SENTUL (Arrahmah.com) – Menutup Kongres Mujahidin IV pada 25 Agustus 2013 di Masjid Az-Zikra, Sentul, Bogor, Majelis Mujahidin menggelar Dialog Lintas Agama dengan tema “Mencari Solusi Mengatasi Kemelut Negara Indonesia” yang dihadiri perwakilan PGI Kristen Protestan & Pengurus Pusat Majelis Agama Buddha Theravāda Indonesia (Magabudhi).
Dari dialog tersebut terungkap bahwa konflik antar umat agama yang terjadi di Indonesia maupun di dunia internasional, akibat politisasi agama oleh kaum liberal dan sekuler.
Berikut ToR yang dikirimkan Majelis Mujahidin dalam undangan kepada beberapa perwakilan lintas agama:
Term o f Reference (ToR)
“Solusi Problema Kontemporer, Universal dan Domestik”
Sekularisasi kehidupan berbangsa dan bernegara dengan mengesampingkan agama terjadi hampir di seluruh dunia, baik di negara maju (the developed country) maupun negara sedang berkembang (the developing country).
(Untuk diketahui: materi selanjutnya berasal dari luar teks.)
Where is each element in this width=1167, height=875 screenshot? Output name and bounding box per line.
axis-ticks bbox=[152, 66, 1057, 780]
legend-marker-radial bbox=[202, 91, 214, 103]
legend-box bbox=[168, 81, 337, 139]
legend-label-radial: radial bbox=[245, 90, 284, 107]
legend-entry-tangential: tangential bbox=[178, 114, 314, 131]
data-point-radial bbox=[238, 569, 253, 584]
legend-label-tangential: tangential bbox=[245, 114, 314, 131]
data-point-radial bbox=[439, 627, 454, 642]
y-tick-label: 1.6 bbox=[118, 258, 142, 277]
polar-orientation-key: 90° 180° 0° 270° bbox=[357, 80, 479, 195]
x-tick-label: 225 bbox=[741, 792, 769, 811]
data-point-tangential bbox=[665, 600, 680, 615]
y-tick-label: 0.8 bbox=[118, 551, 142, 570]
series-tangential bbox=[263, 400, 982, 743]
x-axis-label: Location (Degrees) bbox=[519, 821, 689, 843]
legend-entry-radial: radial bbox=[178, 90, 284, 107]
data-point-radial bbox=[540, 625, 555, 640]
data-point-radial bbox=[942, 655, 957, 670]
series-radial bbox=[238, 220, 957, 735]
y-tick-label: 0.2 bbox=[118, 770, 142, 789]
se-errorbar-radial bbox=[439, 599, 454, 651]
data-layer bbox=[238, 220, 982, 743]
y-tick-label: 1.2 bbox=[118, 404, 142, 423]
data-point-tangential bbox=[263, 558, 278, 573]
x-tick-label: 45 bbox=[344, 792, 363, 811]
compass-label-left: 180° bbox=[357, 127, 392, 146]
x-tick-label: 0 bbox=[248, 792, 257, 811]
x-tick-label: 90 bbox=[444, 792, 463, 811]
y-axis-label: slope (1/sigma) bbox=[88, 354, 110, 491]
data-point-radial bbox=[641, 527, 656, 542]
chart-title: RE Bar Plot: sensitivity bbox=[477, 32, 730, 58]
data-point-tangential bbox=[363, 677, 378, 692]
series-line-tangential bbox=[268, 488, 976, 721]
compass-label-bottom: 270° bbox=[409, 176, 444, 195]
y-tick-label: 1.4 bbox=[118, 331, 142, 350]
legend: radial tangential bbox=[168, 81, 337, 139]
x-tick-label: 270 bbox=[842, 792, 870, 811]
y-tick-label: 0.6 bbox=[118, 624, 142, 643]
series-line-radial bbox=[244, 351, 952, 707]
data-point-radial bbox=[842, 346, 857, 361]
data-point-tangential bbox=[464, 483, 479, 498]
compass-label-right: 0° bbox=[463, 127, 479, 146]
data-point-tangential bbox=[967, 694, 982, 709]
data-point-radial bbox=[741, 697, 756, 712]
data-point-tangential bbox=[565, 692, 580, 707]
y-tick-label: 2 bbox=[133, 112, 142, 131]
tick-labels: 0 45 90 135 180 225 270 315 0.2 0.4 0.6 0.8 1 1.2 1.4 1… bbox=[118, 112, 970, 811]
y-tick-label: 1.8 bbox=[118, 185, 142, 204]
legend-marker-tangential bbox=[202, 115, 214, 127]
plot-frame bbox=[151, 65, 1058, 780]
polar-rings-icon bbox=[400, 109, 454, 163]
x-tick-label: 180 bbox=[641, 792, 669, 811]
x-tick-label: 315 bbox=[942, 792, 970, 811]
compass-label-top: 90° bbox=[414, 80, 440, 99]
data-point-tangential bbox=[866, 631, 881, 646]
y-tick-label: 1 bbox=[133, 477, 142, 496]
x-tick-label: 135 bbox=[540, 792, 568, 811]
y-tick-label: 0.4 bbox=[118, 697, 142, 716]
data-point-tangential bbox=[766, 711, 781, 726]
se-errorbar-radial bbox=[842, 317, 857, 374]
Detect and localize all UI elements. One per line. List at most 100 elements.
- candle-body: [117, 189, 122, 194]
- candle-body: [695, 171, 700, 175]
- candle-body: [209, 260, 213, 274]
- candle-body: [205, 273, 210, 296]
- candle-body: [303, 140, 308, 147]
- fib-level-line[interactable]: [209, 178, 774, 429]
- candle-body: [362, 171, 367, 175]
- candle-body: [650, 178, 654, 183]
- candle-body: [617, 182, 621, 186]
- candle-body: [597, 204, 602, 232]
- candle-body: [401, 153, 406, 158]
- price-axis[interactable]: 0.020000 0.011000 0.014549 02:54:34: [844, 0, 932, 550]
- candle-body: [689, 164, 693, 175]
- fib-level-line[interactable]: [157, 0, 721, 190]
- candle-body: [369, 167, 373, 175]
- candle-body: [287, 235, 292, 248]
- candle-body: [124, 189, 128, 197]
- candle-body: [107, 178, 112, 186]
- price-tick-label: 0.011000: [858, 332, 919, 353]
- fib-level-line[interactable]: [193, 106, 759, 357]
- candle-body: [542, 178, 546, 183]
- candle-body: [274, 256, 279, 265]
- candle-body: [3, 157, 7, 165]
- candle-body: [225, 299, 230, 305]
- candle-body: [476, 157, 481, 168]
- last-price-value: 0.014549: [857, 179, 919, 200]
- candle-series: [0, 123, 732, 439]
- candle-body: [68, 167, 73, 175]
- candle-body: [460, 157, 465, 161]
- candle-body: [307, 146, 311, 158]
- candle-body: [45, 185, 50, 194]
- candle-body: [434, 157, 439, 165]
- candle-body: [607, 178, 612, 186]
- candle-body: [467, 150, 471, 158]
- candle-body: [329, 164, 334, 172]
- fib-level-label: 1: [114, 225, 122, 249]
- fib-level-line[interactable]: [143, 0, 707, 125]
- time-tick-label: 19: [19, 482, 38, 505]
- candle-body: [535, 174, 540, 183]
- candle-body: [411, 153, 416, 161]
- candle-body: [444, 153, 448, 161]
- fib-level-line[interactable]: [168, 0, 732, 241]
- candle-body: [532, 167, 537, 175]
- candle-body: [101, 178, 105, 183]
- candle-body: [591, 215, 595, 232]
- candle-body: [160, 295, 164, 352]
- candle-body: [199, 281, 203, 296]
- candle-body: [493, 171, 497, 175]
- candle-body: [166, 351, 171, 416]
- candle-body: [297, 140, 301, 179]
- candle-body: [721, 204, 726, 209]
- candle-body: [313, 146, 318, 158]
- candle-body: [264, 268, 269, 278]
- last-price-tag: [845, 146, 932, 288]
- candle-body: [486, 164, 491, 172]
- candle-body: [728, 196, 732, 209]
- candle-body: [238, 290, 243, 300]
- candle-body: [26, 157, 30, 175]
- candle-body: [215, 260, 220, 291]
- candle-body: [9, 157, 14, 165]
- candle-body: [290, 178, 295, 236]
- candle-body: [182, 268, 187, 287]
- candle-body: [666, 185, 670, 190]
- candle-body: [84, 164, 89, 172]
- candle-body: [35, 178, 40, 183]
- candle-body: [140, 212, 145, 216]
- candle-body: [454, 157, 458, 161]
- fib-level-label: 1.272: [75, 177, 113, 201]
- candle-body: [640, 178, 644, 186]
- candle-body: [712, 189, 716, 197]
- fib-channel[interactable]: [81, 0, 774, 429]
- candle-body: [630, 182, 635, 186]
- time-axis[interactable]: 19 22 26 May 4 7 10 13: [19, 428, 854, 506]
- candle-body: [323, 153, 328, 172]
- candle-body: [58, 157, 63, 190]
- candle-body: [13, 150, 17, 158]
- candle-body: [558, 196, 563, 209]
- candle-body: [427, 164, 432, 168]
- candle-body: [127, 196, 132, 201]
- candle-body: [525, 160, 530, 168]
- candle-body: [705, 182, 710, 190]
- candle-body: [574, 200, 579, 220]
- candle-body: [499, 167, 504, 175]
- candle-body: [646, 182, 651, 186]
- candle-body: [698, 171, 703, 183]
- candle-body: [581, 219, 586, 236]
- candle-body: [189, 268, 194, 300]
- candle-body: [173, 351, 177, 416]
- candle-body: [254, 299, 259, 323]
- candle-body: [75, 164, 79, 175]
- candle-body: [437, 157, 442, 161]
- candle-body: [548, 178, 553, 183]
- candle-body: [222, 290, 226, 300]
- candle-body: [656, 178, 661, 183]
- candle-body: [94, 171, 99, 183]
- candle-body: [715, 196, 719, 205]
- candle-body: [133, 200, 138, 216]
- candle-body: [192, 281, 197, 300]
Indonesia, sebagai bagian dari dunia yang sedang dilanda apatisme, banyak tokoh yang hanya bisa mengkritik, bahkan mendistorsi ajaran agama, tetapi tidak mampu memberikan solusi, selain hanya mencaci.
Menghadapi kebobrokan yang sudah kronis, muncul orang yang mengadopsi slogan Islam, seperti jihad melawan korupsi, narkotika, yang menggambarkan sikap putus asa kaum sekuler, nasionalis dan liberal. Demokrasi yang dibanggakan sebagai ‘tuhan baru’ bagi dunia modern justru menambah rumitnya penyelesaian masalah, sebagaimana dikatakan Aristoteles.
“Bahwa demokrasi adalah sistem penyelenggaraan negara yang paling buruk, karena tidak memiliki sistem baku dan hanya mengandalkan kehendak mayoritas yang kuat. Kekuatan menjadi kebenaran, bukan kebenaran yang menjadi kekuatan.”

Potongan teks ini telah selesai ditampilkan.